Rosen—with colleagues including Xingxing Kong, Ph.D., formerly a post-doctoral fellow in Rosen’s lab and now a faculty member at the David Geffen School of Medicine at the University of California, Los Angeles—compared the exercise capacity of mice designed to lack IRF4 in their brown adipose tissue with that of normal—or “wild-type—mice. While the altered mice looked and acted normal, they consistently demonstrated diminished exercise capacity compared to the wild-type animals.
Mice with brown fat lacking IRF4 performed about 14 percent worse on a slow-speed treadmill and about 38 percent worse at higher speeds. When Rosen and colleagues compared the rodents’ muscles, they saw distinct abnormalities in the thigh muscles of mice with altered brown fat. In some of the muscle cells, the structures that allow muscles to contract, the sarcoplasmic reticulum, were abnormally large, coiled up like a garden hose inside each muscle cell—a characteristic reminiscent of a rare muscle disease in humans called tubular aggregate myopathy.
“It left the muscle cells unable to process energy well, but the key finding here is that by altering brown fat tissue, we altered the muscle inadvertently,” said Rosen.
To tease out the molecular pathway by which IRF4 exerts this control over muscle, the team of scientists looked at the genes expressed, not in the muscle tissue, but in the altered brown fat.

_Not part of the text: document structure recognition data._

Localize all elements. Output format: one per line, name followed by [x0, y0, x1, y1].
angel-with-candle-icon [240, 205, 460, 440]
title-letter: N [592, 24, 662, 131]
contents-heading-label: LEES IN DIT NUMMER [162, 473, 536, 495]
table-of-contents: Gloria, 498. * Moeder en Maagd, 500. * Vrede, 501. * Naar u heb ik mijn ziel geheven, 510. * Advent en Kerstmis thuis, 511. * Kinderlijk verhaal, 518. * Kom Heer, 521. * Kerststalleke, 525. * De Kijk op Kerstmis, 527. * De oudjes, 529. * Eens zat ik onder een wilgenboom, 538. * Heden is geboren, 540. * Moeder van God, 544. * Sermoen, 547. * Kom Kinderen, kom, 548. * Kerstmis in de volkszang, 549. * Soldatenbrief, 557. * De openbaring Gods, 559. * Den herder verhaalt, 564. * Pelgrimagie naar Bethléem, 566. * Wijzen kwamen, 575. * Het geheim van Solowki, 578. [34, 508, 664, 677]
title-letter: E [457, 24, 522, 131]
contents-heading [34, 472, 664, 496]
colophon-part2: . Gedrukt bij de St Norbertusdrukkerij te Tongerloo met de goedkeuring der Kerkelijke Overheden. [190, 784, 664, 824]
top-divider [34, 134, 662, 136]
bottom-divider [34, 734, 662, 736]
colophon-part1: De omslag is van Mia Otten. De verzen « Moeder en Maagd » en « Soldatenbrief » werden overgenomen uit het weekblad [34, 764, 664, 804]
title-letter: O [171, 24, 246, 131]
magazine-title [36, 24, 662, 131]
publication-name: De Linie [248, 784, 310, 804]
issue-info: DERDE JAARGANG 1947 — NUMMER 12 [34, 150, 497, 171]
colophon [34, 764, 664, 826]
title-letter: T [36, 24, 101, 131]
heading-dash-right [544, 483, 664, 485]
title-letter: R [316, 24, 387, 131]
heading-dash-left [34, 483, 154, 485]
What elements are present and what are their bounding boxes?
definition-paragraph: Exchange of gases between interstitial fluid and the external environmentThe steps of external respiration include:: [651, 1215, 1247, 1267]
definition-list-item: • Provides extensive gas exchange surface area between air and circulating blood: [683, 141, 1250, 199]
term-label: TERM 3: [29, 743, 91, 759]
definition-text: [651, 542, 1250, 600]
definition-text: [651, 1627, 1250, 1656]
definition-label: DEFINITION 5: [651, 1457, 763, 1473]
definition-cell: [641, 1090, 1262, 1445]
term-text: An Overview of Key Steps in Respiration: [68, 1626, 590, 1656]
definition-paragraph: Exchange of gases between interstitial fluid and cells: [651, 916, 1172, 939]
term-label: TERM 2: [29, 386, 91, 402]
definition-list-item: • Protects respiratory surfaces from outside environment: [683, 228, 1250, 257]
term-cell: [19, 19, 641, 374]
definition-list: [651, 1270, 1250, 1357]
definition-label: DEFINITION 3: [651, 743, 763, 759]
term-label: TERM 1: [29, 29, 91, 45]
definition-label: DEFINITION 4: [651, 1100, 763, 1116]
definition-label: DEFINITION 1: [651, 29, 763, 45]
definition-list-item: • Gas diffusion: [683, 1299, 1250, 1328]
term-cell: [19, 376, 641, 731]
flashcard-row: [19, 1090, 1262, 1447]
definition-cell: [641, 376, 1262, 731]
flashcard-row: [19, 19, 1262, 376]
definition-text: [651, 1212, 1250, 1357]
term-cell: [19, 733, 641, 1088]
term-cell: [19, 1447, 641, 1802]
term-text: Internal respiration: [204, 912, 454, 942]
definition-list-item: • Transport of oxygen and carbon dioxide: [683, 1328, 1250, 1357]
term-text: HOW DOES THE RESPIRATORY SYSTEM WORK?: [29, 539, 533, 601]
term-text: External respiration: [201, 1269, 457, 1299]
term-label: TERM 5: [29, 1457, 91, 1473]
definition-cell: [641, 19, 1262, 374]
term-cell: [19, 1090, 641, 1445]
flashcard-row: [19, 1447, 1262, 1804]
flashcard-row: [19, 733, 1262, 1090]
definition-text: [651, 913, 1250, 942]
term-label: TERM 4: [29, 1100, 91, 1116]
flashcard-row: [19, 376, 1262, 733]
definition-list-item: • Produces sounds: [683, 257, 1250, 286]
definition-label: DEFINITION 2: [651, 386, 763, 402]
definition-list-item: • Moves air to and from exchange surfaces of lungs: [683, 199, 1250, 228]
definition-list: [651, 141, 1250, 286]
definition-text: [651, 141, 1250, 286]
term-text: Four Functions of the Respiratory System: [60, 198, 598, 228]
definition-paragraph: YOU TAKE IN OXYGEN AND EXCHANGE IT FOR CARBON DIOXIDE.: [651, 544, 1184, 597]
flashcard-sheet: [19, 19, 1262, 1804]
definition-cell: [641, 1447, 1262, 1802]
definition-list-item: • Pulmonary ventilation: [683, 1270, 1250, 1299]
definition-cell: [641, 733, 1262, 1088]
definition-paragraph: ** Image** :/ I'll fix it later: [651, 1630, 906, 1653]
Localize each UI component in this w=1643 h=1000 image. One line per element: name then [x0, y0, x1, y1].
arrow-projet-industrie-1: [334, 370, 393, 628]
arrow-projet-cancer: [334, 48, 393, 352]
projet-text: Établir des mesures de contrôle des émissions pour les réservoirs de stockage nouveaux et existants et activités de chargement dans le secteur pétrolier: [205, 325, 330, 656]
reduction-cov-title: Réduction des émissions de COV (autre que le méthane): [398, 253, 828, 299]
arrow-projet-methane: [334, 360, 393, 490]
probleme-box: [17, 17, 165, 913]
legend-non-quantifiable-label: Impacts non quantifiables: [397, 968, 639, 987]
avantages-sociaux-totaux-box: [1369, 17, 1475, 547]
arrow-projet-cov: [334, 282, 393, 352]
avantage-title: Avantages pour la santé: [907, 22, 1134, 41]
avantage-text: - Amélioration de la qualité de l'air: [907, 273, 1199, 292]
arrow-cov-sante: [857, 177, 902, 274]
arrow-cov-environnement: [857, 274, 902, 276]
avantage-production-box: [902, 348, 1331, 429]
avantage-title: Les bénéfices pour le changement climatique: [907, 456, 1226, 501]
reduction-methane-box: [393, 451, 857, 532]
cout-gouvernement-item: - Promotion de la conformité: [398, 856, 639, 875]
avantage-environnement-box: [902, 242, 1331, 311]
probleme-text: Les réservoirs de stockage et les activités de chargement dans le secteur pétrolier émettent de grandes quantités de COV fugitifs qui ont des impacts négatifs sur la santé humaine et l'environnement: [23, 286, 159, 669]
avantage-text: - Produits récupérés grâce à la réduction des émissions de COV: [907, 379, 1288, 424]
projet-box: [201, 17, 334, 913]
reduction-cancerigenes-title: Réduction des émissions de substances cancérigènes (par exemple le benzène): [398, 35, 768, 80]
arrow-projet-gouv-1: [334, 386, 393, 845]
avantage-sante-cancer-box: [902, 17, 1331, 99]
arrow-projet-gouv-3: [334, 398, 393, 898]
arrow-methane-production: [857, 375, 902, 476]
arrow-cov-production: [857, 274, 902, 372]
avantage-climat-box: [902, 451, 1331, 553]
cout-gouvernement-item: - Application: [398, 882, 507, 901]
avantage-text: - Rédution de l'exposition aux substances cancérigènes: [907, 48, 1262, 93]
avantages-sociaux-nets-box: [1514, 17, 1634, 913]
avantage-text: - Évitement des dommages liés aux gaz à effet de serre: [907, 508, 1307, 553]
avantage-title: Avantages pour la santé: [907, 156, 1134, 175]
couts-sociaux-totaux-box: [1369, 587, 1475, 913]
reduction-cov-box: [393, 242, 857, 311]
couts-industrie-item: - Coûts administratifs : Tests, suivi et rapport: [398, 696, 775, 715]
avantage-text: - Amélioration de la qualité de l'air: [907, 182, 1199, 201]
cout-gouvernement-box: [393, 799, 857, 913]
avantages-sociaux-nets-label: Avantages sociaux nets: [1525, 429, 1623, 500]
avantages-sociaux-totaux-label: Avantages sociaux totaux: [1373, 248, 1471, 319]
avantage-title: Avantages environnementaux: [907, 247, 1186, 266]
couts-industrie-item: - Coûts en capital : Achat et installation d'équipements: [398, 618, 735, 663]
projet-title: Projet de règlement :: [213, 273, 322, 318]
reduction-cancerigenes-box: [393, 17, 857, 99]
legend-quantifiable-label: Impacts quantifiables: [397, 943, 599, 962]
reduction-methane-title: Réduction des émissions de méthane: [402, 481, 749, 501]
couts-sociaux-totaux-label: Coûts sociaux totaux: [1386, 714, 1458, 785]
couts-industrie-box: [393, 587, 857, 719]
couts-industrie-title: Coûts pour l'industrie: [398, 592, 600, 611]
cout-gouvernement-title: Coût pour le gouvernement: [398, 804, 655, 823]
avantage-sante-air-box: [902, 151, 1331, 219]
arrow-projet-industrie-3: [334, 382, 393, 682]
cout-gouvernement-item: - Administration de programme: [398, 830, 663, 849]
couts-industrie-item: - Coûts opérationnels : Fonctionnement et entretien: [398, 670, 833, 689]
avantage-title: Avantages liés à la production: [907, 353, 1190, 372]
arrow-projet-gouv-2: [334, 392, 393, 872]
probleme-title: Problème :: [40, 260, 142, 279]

They found that a hormone called myostatin—well-known to suppress muscle function and normally silenced in brown adipose tissue—was switched on in the absence of IRF4.
The team also showed that placing normal mice at warm temperatures, which naturally shuts off IRF4, had the same effect as knocking out the gene; these mice also showed a reduced ability to exercise. This was associated with higher myostatin levels, and surgically removing the BAT (and thus lowering the myostatin levels) in these warm mice restored their ability to exercise normally.